10. The process for obtaining zeolites in which some of the silicon atoms in the lattice are replaced by titanium atoms according to claim 9, wherein the temperature of the first step lies within a range from 15.degree. to 50.degree. C.

11. The process for obtaining zeolites in which some of the silicon atoms in the lattice are replaced by titanium atoms according to claim 9, wherein the temperature of the crystallization phase lies within a range from 120.degree. to 200.degree.
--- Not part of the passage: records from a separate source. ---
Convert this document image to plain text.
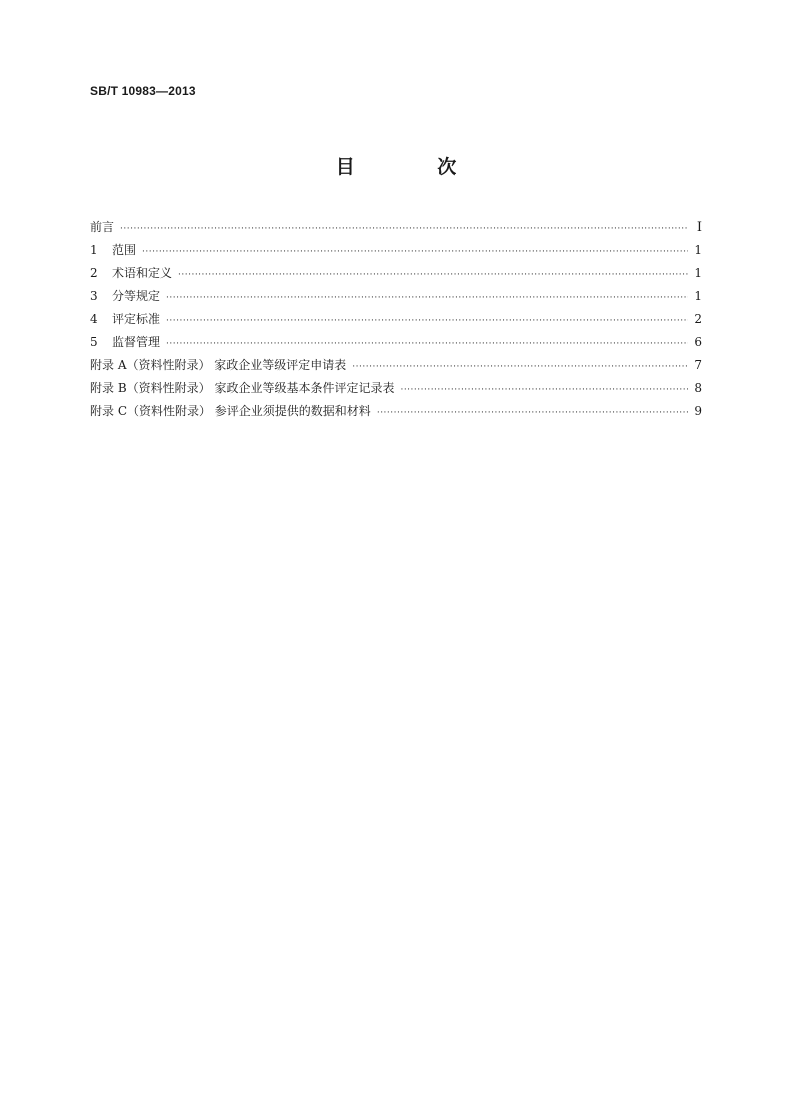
SB/T 10983—2013
目 次
前言 ·····	I
1 范围 ·····	1
2 术语和定义 ·····	1
3 分等规定 ·····	1
4 评定标准 ·····	2
5 监督管理 ·····	6
附录 A（资料性附录） 家政企业等级评定申请表 ·····	7
附录 B（资料性附录） 家政企业等级基本条件评定记录表 ·····	8
附录 C（资料性附录） 参评企业须提供的数据和材料 ·····	9
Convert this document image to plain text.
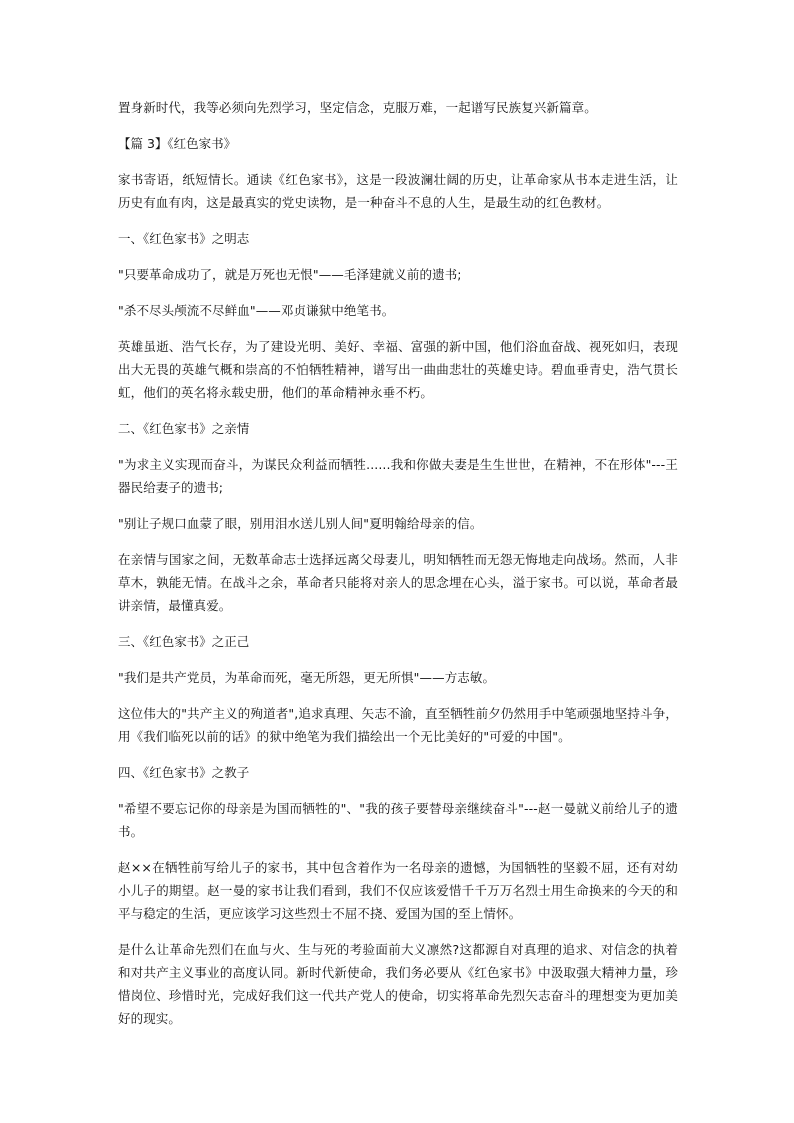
置身新时代，我等必须向先烈学习，坚定信念，克服万难，一起谱写民族复兴新篇章。

【篇 3】《红色家书》

家书寄语，纸短情长。通读《红色家书》，这是一段波澜壮阔的历史，让革命家从书本走进生活，让历史有血有肉，这是最真实的党史读物，是一种奋斗不息的人生，是最生动的红色教材。

一、《红色家书》之明志

"只要革命成功了，就是万死也无恨"——毛泽建就义前的遗书;

"杀不尽头颅流不尽鲜血"——邓贞谦狱中绝笔书。

英雄虽逝、浩气长存，为了建设光明、美好、幸福、富强的新中国，他们浴血奋战、视死如归，表现出大无畏的英雄气概和崇高的不怕牺牲精神，谱写出一曲曲悲壮的英雄史诗。碧血垂青史，浩气贯长虹，他们的英名将永载史册，他们的革命精神永垂不朽。

二、《红色家书》之亲情

"为求主义实现而奋斗，为谋民众利益而牺牲......我和你做夫妻是生生世世，在精神，不在形体"---王器民给妻子的遗书;

"别让子规口血蒙了眼，别用泪水送儿别人间"夏明翰给母亲的信。

在亲情与国家之间，无数革命志士选择远离父母妻儿，明知牺牲而无怨无悔地走向战场。然而，人非草木，孰能无情。在战斗之余，革命者只能将对亲人的思念埋在心头，溢于家书。可以说，革命者最讲亲情，最懂真爱。

三、《红色家书》之正己

"我们是共产党员，为革命而死，毫无所怨，更无所惧"——方志敏。

这位伟大的"共产主义的殉道者",追求真理、矢志不渝，直至牺牲前夕仍然用手中笔顽强地坚持斗争，用《我们临死以前的话》的狱中绝笔为我们描绘出一个无比美好的"可爱的中国"。

四、《红色家书》之教子

"希望不要忘记你的母亲是为国而牺牲的"、"我的孩子要替母亲继续奋斗"---赵一曼就义前给儿子的遗书。

赵××在牺牲前写给儿子的家书，其中包含着作为一名母亲的遗憾，为国牺牲的坚毅不屈，还有对幼小儿子的期望。赵一曼的家书让我们看到，我们不仅应该爱惜千千万万名烈士用生命换来的今天的和平与稳定的生活，更应该学习这些烈士不屈不挠、爱国为国的至上情怀。

是什么让革命先烈们在血与火、生与死的考验面前大义凛然?这都源自对真理的追求、对信念的执着和对共产主义事业的高度认同。新时代新使命，我们务必要从《红色家书》中汲取强大精神力量，珍惜岗位、珍惜时光，完成好我们这一代共产党人的使命，切实将革命先烈矢志奋斗的理想变为更加美好的现实。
C.

12. The process for obtaining zeolites in which some of the silicon atoms in the lattice are replaced by titanium atoms according to claim 11, wherein the quantity of water present in the reaction medium, expressed in moles per mole of silicon, lies within a range from 20 to 50 moles.

13. A process for obtaining zeolites of type MFI or MEL containing intrareticular titanium which comprises a first step in which a reaction mixture containing a silicon source water, a tetraalkylammonium hydroxide structuring agent and titanium tetrafluoride is heated to a temperature within a range from 15.degree. to 50.degree. C., a second step wherein the reaction mixture is crystallized at a temperature within a range from 120.degree. to 200.degree. C., a further step wherein a solid is separated from the reaction mixture, washed and dried, and calcined at a temperature of at least 500.degree. C.